Thursday, 19 de December de 2024 ISSN 1519-7670 - Ano 24 - nº 1318

Microfone engajado

Nesta segunda-feira (26/11) multidões cariocas e de outras cidades fluminenses acorrem ao chamado estampado em proporções gigantescas em fachadas de prédios, entradas de túneis e outros pontos, com um erro grotesco de pontuação: “Contra uma injustiça em defesa do Rio”. De que se trata? A população convocada sabe-o devido ao bombardeio “informativo” que explica, especialmente pelo rádio: defender a parcela que o Rio de Janeiro detém na repartição dos royalties do petróleo.

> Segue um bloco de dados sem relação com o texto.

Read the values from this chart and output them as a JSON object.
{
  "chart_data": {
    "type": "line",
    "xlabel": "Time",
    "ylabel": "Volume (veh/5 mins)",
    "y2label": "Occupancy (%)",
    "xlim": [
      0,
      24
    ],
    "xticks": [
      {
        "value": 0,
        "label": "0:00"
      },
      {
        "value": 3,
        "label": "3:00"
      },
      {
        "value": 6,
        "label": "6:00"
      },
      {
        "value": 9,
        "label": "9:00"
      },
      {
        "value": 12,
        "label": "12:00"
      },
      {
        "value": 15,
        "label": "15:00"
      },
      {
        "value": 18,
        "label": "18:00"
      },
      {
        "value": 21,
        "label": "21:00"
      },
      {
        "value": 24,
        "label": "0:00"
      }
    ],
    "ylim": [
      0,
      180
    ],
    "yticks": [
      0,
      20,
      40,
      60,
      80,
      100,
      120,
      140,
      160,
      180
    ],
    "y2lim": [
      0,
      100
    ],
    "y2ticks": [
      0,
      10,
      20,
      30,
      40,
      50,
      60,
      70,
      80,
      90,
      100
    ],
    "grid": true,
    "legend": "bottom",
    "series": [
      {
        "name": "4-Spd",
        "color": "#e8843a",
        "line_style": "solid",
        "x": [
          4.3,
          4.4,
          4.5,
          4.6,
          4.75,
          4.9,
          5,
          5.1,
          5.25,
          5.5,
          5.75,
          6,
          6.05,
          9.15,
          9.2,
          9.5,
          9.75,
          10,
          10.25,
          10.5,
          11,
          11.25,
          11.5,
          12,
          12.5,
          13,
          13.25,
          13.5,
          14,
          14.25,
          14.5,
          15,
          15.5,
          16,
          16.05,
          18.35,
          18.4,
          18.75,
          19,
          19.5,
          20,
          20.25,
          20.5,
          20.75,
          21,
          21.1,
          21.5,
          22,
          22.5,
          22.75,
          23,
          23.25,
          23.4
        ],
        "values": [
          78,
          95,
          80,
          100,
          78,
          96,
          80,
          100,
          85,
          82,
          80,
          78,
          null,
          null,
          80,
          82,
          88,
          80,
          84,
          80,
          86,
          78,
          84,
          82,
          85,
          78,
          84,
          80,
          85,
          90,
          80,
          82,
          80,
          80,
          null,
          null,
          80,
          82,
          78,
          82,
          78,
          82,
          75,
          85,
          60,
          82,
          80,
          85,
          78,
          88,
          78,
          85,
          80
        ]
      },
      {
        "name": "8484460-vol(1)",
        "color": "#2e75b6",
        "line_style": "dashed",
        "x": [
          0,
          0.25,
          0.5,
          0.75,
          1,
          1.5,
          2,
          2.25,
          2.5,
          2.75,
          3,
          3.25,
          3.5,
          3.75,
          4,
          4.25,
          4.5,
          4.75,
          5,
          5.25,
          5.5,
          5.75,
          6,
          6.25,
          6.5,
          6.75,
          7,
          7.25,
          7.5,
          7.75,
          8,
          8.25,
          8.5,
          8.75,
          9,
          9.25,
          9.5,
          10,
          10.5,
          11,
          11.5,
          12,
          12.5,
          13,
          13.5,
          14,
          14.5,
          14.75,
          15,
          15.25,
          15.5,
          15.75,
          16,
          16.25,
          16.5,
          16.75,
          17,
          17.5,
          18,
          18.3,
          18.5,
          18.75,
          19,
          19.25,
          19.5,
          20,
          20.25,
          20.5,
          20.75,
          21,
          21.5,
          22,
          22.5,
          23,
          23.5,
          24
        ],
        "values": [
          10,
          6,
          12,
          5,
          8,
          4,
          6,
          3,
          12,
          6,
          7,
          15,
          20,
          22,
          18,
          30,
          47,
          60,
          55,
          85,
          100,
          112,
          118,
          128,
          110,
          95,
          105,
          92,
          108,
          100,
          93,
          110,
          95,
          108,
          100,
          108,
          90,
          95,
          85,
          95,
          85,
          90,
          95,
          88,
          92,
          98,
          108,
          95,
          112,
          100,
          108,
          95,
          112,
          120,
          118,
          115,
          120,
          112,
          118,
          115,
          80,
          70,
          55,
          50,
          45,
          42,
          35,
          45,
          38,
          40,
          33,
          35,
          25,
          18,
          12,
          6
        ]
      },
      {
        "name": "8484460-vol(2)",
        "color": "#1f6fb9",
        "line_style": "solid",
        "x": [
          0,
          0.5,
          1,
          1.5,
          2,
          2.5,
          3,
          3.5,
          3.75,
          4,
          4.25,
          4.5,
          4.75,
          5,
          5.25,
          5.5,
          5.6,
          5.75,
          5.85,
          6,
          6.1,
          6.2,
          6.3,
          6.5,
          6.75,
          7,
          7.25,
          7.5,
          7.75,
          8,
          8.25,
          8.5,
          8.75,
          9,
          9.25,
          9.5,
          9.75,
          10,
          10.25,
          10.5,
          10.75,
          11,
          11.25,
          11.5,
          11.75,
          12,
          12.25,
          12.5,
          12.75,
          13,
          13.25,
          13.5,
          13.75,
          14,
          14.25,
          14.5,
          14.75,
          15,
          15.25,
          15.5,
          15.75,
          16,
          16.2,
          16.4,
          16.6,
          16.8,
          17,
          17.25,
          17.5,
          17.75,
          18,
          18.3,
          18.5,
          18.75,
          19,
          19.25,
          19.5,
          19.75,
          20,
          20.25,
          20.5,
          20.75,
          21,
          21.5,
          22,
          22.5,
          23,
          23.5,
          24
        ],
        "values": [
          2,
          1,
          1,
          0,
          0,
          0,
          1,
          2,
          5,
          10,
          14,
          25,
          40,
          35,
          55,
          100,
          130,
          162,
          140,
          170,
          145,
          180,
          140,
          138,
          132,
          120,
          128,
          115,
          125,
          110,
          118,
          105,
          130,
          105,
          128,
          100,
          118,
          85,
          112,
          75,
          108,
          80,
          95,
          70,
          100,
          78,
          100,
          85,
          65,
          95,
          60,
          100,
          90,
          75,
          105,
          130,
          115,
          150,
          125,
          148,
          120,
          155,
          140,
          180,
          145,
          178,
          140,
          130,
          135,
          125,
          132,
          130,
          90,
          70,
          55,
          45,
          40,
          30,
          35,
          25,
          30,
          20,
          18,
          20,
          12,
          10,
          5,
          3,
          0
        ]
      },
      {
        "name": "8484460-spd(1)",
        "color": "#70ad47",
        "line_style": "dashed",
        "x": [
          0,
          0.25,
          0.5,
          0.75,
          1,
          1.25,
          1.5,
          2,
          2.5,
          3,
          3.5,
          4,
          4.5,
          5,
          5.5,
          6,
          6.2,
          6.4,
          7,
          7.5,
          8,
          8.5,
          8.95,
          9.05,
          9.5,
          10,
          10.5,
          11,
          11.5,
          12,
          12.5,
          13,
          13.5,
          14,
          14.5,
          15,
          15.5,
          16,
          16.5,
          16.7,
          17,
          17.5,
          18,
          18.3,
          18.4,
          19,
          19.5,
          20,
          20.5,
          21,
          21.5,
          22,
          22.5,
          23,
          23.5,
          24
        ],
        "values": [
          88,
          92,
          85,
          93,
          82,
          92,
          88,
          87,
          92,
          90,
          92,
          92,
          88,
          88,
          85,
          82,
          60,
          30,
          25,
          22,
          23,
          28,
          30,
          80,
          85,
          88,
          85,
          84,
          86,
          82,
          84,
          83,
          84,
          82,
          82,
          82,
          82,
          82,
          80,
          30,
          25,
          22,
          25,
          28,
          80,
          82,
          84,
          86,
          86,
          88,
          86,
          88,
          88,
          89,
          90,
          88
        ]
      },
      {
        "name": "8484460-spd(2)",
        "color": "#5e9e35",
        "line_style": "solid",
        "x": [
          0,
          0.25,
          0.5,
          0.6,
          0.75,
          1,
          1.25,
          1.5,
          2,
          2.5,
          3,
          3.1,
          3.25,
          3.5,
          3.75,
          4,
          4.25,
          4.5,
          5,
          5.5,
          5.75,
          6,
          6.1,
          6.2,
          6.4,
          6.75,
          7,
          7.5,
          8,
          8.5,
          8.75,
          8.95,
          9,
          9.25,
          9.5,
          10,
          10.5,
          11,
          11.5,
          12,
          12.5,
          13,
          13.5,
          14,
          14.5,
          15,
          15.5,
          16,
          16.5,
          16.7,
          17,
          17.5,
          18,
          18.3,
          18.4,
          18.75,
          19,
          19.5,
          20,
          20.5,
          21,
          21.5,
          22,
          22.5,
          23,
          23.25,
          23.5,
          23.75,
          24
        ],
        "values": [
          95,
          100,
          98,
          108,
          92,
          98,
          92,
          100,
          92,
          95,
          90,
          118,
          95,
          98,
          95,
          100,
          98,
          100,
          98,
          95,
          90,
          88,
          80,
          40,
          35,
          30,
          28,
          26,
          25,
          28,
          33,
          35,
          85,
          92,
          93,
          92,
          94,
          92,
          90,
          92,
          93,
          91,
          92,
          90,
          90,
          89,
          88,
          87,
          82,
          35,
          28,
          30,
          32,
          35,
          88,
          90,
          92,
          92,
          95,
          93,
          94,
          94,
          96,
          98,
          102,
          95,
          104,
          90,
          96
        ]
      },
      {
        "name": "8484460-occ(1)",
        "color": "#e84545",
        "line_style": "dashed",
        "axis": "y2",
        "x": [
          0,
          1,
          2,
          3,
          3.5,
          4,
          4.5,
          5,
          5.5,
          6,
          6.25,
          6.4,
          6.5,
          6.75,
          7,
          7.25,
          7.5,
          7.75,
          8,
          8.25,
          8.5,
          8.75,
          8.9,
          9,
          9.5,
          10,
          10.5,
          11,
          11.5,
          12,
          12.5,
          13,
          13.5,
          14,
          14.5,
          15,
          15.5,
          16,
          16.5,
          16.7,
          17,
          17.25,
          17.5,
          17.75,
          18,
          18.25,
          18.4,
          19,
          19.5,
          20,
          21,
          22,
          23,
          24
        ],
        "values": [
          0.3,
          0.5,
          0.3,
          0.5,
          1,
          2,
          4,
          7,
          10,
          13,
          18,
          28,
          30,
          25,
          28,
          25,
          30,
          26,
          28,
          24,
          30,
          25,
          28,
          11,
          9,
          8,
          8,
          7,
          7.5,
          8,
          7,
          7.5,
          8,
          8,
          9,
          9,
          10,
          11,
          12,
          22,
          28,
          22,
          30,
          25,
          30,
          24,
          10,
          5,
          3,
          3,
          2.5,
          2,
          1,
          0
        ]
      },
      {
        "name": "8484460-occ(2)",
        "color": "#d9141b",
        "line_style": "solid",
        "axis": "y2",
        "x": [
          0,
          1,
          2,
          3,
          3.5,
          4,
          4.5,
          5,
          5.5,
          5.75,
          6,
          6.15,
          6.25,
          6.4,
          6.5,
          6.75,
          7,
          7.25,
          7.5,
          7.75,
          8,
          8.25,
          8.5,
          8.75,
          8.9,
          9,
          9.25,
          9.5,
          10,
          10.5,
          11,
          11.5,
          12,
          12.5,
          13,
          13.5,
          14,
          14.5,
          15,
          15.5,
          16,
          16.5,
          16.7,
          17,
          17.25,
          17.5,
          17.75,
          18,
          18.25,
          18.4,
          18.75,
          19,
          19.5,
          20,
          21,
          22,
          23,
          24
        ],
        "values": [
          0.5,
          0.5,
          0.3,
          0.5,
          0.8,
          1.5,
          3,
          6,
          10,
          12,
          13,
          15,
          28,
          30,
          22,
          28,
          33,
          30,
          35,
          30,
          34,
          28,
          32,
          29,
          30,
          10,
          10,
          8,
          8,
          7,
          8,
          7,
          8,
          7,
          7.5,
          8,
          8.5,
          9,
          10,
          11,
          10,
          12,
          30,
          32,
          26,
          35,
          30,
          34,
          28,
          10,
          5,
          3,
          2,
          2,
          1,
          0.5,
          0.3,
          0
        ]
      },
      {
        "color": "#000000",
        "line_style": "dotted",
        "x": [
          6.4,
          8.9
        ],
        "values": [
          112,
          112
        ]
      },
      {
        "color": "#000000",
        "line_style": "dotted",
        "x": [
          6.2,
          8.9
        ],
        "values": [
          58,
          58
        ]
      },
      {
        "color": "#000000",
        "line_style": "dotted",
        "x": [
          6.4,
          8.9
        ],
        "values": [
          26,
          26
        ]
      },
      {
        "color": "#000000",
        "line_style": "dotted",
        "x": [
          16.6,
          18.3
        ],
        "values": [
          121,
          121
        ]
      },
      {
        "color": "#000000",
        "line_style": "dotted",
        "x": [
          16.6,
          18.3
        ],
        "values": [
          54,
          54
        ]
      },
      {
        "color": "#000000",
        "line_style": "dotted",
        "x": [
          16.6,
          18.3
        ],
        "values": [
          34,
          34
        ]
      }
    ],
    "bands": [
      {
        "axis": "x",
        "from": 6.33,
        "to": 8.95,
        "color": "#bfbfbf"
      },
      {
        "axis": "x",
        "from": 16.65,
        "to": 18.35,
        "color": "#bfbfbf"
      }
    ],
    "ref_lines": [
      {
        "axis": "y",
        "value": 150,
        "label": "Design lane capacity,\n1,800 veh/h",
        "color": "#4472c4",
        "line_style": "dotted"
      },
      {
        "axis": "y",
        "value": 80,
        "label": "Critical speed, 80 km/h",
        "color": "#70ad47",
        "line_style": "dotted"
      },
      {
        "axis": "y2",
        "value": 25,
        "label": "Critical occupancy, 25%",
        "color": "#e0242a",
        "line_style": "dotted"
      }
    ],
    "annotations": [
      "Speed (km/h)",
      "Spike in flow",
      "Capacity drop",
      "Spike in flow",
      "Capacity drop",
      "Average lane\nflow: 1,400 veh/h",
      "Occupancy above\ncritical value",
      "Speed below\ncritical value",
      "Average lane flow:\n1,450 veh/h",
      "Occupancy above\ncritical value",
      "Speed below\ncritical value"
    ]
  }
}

Na véspera, pouco depois das onze da manhã, ouvia-se na Rádio Tupi, de expressiva audiência, o “comunicador” Haroldo (de Andrade) Filho exortar os ouvintes a comparecer ao ato político programado para a Candelária, com palanque montado em frente à Câmara de Vereadores, no coração do que já foi um dia a Brizolândia, e, bem antes, a Cinelândia: já se sabe que as avenidas Presidente Vargas e Rio Branco serão fechadas.

Direito trabalhista

Haroldo Filho pergunta — afirmando — a um cidadão que chama de doutor fulano: o senhor vai, não é, doutor? E o gajo diz, compenetrado: Sou funcionário público. Como foi decretado ponto facultativo, estarei lá. O “comunicador”: Muito bem, claro. E a senhora, doutora beltrana? Eu, não, meu caro. Como você sabe, trabalho na empresa privada e não posso faltar. Se ainda fosse dia de atender no meu consultório, eu adiaria as consultas e estaria lá.

Mas doutora, e uma doação de sangue? A senhora pode faltar para doar sangue. É um direito trabalhista, insiste o “comunicador”, sem obter resposta.

E assim segue a programação. Exortações radiofônicas, ponto facultativo. Deixemos de lado o mérito da questão e fiquemos nos métodos. São mesmo democráticos? E a mídia? Qual é seu grau de independência? Sugere-se conferir a cobertura jornalística do ato durante seu transcurso, nos noticiários noturnos e nos jornais do dia seguinte.

O inesquecível PRI

Os métodos fazem lembrar um episódio vivido na Cidade do México por meu amigo Paulão, o engenheiro Paulo Roberto de Souza Carvalho. Passava pela rua e viu o anúncio de uma manifestação convocada pelo PRI, o Partido Revolucionário Institucional, ainda firmemente alojado no poder (corria o ano de 1976).

Era dentro de um teatro no qual entravam centenas de pessoas, algumas das quais desembarcadas de ônibus que lembraram ao Paulão o transporte de eleitores nas eleições brasileiras. Curioso, entrou. Ouviu meia dúzia de discursos com a retórica esplêndida que os mexicanos treinados usam nos discursos.

Conversa daqui, conversa dali, constatou que havia no recinto muitos funcionários públicos. Haviam sido levados de ônibus diretamente das repartições (isso é mais seguro do que decretar ponto facultativo; quem sabe a lição lhe aproveite, governador Sérgio Cabral Filho?).

A horas tantas, Paulão, tarimbado em assembleias estudantis, cansou-se da arenga. Pensou: Está bem. Já vi como é um comício do PRI, fiz o meu registro histórico. Vou para casa. E dirigiu-se à parte de trás do teatro, por onde havia entrado. Descobriu então que as portas estavam barradas por troncudos seguranças do partido.

Quero sair. Não, senhor. Ninguém sai enquanto não acabar. Paulão achou melhor ficar até o final.

Assim o PRI, naqueles anos de ainda incontestada hegemonia federal, garantia o sucesso de seus meetings.

E a pontuação?

Ah, sim, atento e desatento leitor. Qual é o erro de pontuação?

Faltou uma vírgula entre “injustiça” e “em defesa”. Pode-se ter certeza de que Cabral Filho e aliados não convocariam manifestação contra uma “injustiça em defesa” de alguma causa que julgassem relevante.